Sally Clark, Seattle City Council, Talks About Urban Agriculture

Sally Clark, Seattle City Council, talks about urban agriculture at the Seattle Tilth Harvest Fair.

Here’s what Sally had to say:

I think you have a critical mass of people on the City Council if not all of the people on the City Council who are really thinking in almost all aspects of the work that we do in the city about sustainability. What it means to be a sustainable city.

Whether you’re talking about the water that we’re drinking, the water that’s coming out of our taps or the way we pave the road; the way we define our roadways. Part of that, the most obvious part that people think about is what we’re growing in the city. What they have access to, versus what they are buying in a grocery store. Sometimes those things meet up. Sometimes those things meet up through a farmers market or through a market that is buying from the greater Puget Sound area.

But for too many of our citizens those things don’t meet up.

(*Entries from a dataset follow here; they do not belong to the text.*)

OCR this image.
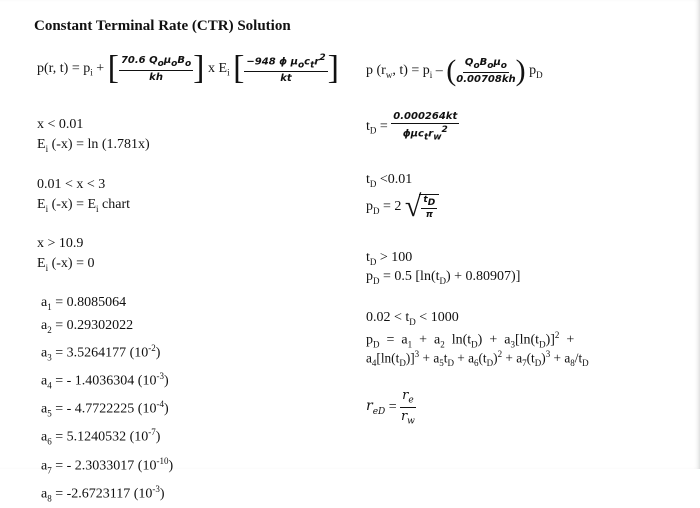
Constant Terminal Rate (CTR) Solution
p(r, $t) = p_i$ + [ $\frac{70.6 Q_o\mu_oB_o}{kh}$ ] x $E_i$ [ $\frac{-948 \phi \mu_oc_tr^2}{kt}$ ] p ($r_w$, $t) = p_i$ – ( $\frac{Q_oB_o\mu_o}{0.00708kh}$ ) $p_D$
x < 0.01
$E_i$ (-x) = ln (1.781x)
0.01 < x < 3
$E_i$ $(-x) = E_i$ chart
x > 10.9
$E_i$ (-x) = 0
$a_1 = 0.8085064$
$a_2 = 0.29302022$
$a_3 = 3.5264177$ $(10^{-2})$
$a_4$ = - 1.4036304 $(10^{-3})$
$a_5$ = - 4.7722225 $(10^{-4})$
$a_6 = 5.1240532$ $(10^{-7})$
$a_7$ = - 2.3033017 $(10^{-10})$
$a_8 = -2.6723117$ $(10^{-3})$
$t_D = \frac{0.000264kt}{\phi\mu c_tr_w^2}$
$t_D <0.01$
$p_D = 2$ √ $\frac{t_D}{\pi}$
$t_D > 100$
$p_D = 0.5$ $[\ln(t_D) + 0.80907)$]
$0.02 < t_D < 1000$
$p_D = a_1 + a_2$  $\ln(t_D) + a_3[\ln(t_D)]^2$  +
$a_4[\ln(t_D)]^3 + a_5t_D + a_6(t_D)^2 + a_7(t_D)^3 + a_8/t_D$
$r_{eD} = \frac{r_e}{r_w}$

And what we are really committed to is to be sure that people have as much flexibility, as much choice about how they make those sustainable choices for themselves. And we get a lot of feedback that people would like to be able to have more creative choices in terms of how they grow their own food or how they’re buying food grown locally.

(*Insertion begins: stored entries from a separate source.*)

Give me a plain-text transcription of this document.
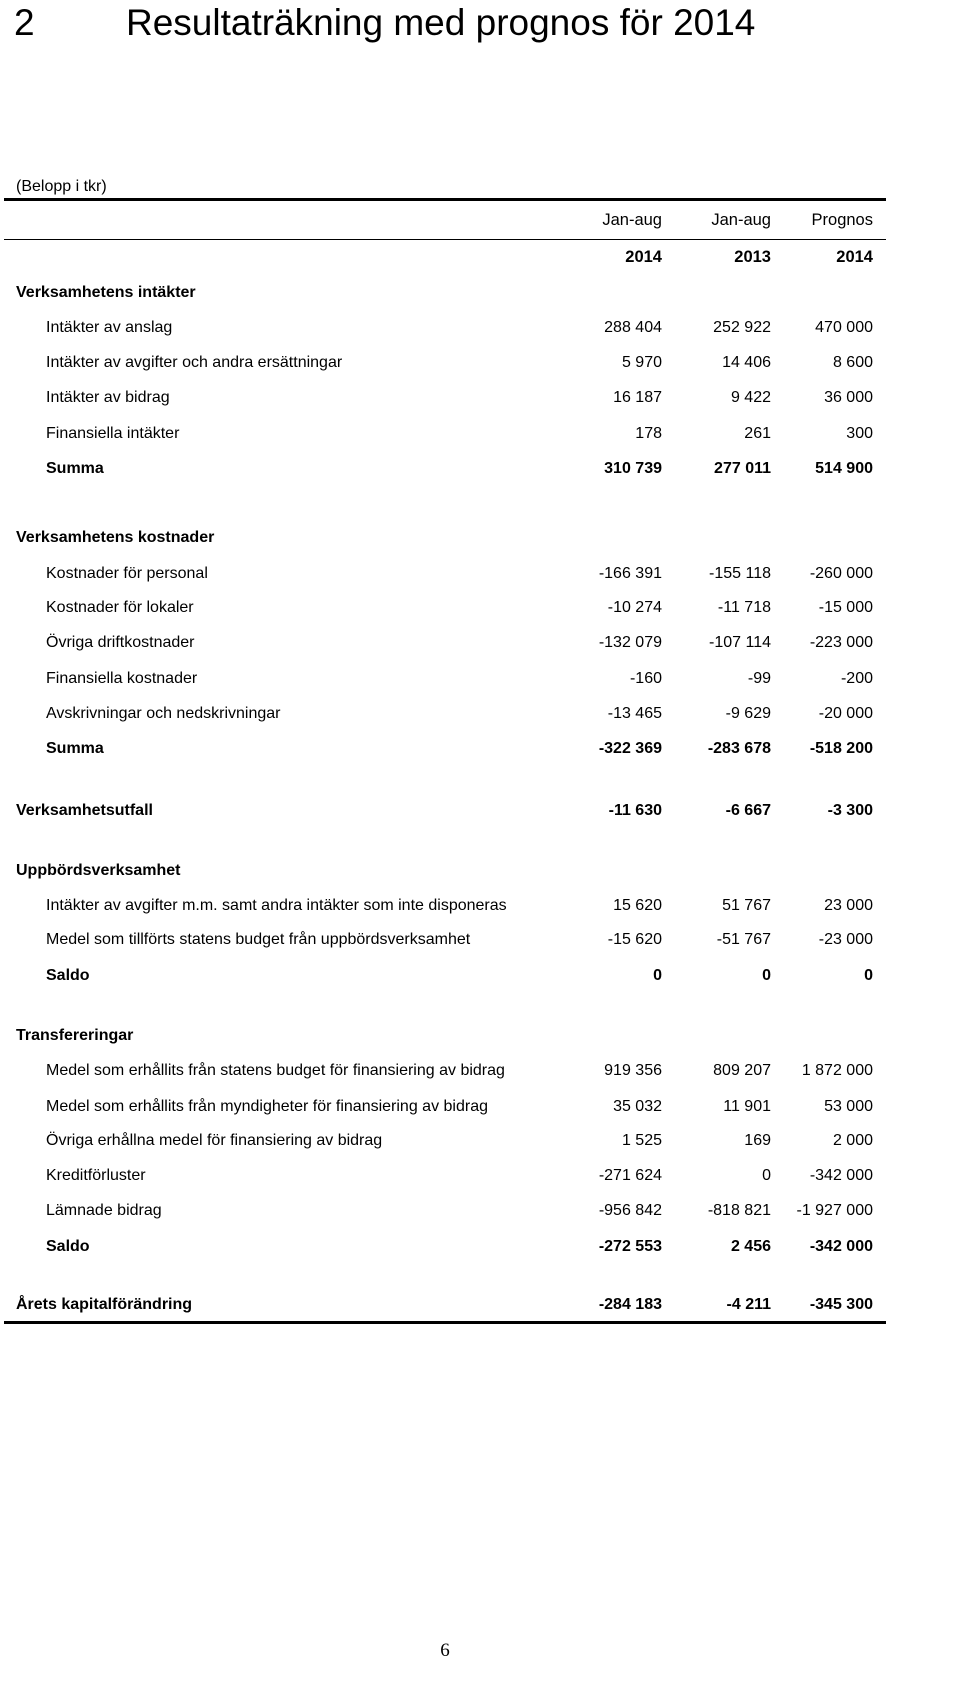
2 Resultaträkning med prognos för 2014
(Belopp i tkr)
Jan-aug	Jan-aug	Prognos
2014	2013	2014
Verksamhetens intäkter
Intäkter av anslag	288 404	252 922	470 000
Intäkter av avgifter och andra ersättningar	5 970	14 406	8 600
Intäkter av bidrag	16 187	9 422	36 000
Finansiella intäkter	178	261	300
Summa	310 739	277 011	514 900
Verksamhetens kostnader
Kostnader för personal	-166 391	-155 118	-260 000
Kostnader för lokaler	-10 274	-11 718	-15 000
Övriga driftkostnader	-132 079	-107 114	-223 000
Finansiella kostnader	-160	-99	-200
Avskrivningar och nedskrivningar	-13 465	-9 629	-20 000
Summa	-322 369	-283 678	-518 200
Verksamhetsutfall	-11 630	-6 667	-3 300
Uppbördsverksamhet
Intäkter av avgifter m.m. samt andra intäkter som inte disponeras	15 620	51 767	23 000
Medel som tillförts statens budget från uppbördsverksamhet	-15 620	-51 767	-23 000
Saldo	0	0	0
Transfereringar
Medel som erhållits från statens budget för finansiering av bidrag	919 356	809 207	1 872 000
Medel som erhållits från myndigheter för finansiering av bidrag	35 032	11 901	53 000
Övriga erhållna medel för finansiering av bidrag	1 525	169	2 000
Kreditförluster	-271 624	0	-342 000
Lämnade bidrag	-956 842	-818 821	-1 927 000
Saldo	-272 553	2 456	-342 000
Årets kapitalförändring	-284 183	-4 211	-345 300
6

How that food can be guaranteed to be safe and sustainable. So it’s a whole cycle. Part of this is trying to stimulate a demand for those products. Part of it is giving all of us better flexibility so that we have access to a P-Patch or a parking strip.

Or if we don’t want to grow stuff – if we just don’t like getting our hands dirty – that there’s somebody around the corner who might be interested in it. Maybe we’re part of the demand that helps them plant a little bit more next time and if they can make a dollar off that, good.

Chickens, goats, all of that is part of it. Bees. Bees are definitely kind of the new goat. And the goats became the new potbelly pig.

It all changes over time and people test out what works for them. I’ve talked with two people recently who’ve said, “We tried ducks. We’ll never do ducks again! Oh my god, they’re messy! They’re mean! They trample everything!” Some of these things will work. Some of them won’t.

But over all, I think we’re all in agreement that organics works. We feel better about having fewer chemicals in our bodies and in our lives. We see that connected in so many things; whether it’s the study about learning disabilities; whether it is the raft of the theories about Alzheimer’s. There are a lot of different reasons for us to commit to this.